Falling in love with languages
There are currently 7,151 languages spoken worldwide, according to the Linguistic Society of America, and around 40% of those are endangered.
I am a linguist by passion and have learned six of them. I still have 7,145 to go.
Spanish is my native language, and I learned French and Portuguese as a child, English as a teenager, and Italian and Mandarin as an adult.
I also studied German at school and Cantonese in Hong Kong but failed to master them. My SIM card for languages ran out of data.
Due to my dad’s job, every four years, we moved to a different country, and that’s the story of how I became a young polyglot and a language aficionado.
Flexing your brain with languages
Besides the obvious benefits of speaking different languages in a world that is ever more inter-connected, there are some incredible cognitive benefits:
1. Memory
The most obvious benefit of learning a language is its impact on memory and the capacity to retain words and sounds.
Particularly when learning languages that are very different from your mother tongue, you must learn thousands of new lexicons and, in some cases, an entirely new alphabet. Chinese, for instance, has over 100,000 characters, although an educated person knows around 8,000.
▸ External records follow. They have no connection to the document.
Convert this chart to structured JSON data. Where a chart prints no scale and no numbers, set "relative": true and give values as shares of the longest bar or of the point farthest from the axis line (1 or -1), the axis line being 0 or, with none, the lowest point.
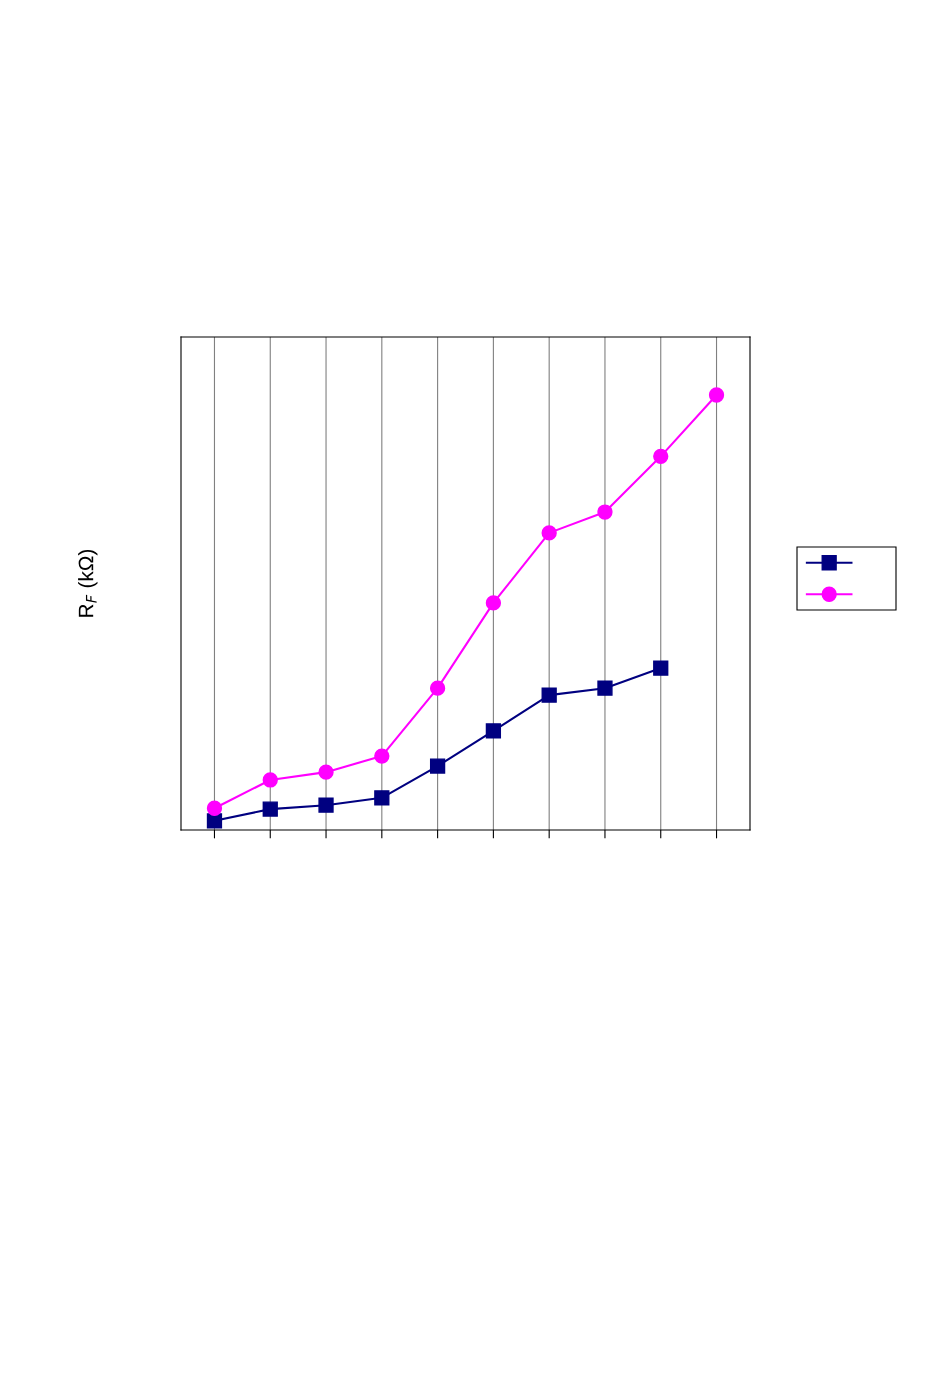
{
  "chart_data": {
    "type": "line",
    "ylabel": "R$_{F}$ (kΩ)",
    "relative": true,
    "categories": [
      null,
      null,
      null,
      null,
      null,
      null,
      null,
      null,
      null,
      null
    ],
    "grid": "x",
    "line_style": "solid",
    "series": [
      {
        "color": "#000080",
        "marker": "square",
        "values": [
          0.021,
          0.048,
          0.057,
          0.074,
          0.147,
          0.228,
          0.31,
          0.326,
          0.372,
          null
        ]
      },
      {
        "color": "#ff00ff",
        "marker": "circle",
        "values": [
          0.05,
          0.115,
          0.133,
          0.17,
          0.326,
          0.522,
          0.683,
          0.731,
          0.859,
          1.0
        ]
      }
    ]
  }
}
Studies have shown that people who are bilingual show symptoms of Alzheimer’s disease and dementia around 4.5 -5 years later than people who speak just one language.
2. Problem-solving
When you speak different languages, your brain is figuring out different ways to send a message or find different solutions for the same problem.
It’s like finding alternative ways out of a maze made of languages.
Languages are not copy-paste of each other: the way they are designed, the grammar, and the construction of the sentences are very different.
In German, the verb often goes at the end of the sentence, while in Chinese, past, present, and future tense are almost the same.
Speaking a foreign language forces you to develop your problem-solving skills.
3. Active Listening
Being able to listen is an obvious requirement when learning a new language, but this is the next level of active listening on steroids.
Learning a foreign language is like learning to sing opera.
Mastering foreign accents is a task nearly impossible unless you are a native speaker because of how different the tones and sounds are.
Mandarin has 4 tones, Cantonese has 8, and getting the wrong tone can have serious consequences.
I once ordered sugar at a restaurant in Shanghai in Mandarin ( 糖) and was served a soup (汤) instead because I used the wrong tone for “tang.’
4. Open mind
In order to master a foreign language, you must completely open your mind and unlearn your first language.
Most “language virgins” struggle to detach themselves from their mother tongue and instinctively try to translate word by word, which leads to frustration and misunderstandings.
That approach seldom works, and linguistic fluency only happens when your brain totally resets, stops translating, and starts thinking in the second language. That exercise is the best example of opening your mindset and rewiring your brain.
That’s why children are so good at languages. They don’t have preconceived notions about what it should or shouldn’t be. It’s just the way it is, and their little brains suck it all in.
5. Perspective
When you speak different languages, you immerse yourself in new realities, as the linguistic universe is multidimensional.
While the word “sea” is feminine in French (la mer), it is masculine in Spanish (el mar) but at times can be feminine too (la mar), and therefore my perspective of the sea changes depending on what language I am thinking in.
If speaking in French, I might think feminine and elegant, however, in Spanish, I think powerful and strong.
When you speak a foreign language, your brain is not only expressing ideas in a different way: it’s thinking differently all together.
You have 7,000 languages to choose from. Which one are you going to pick?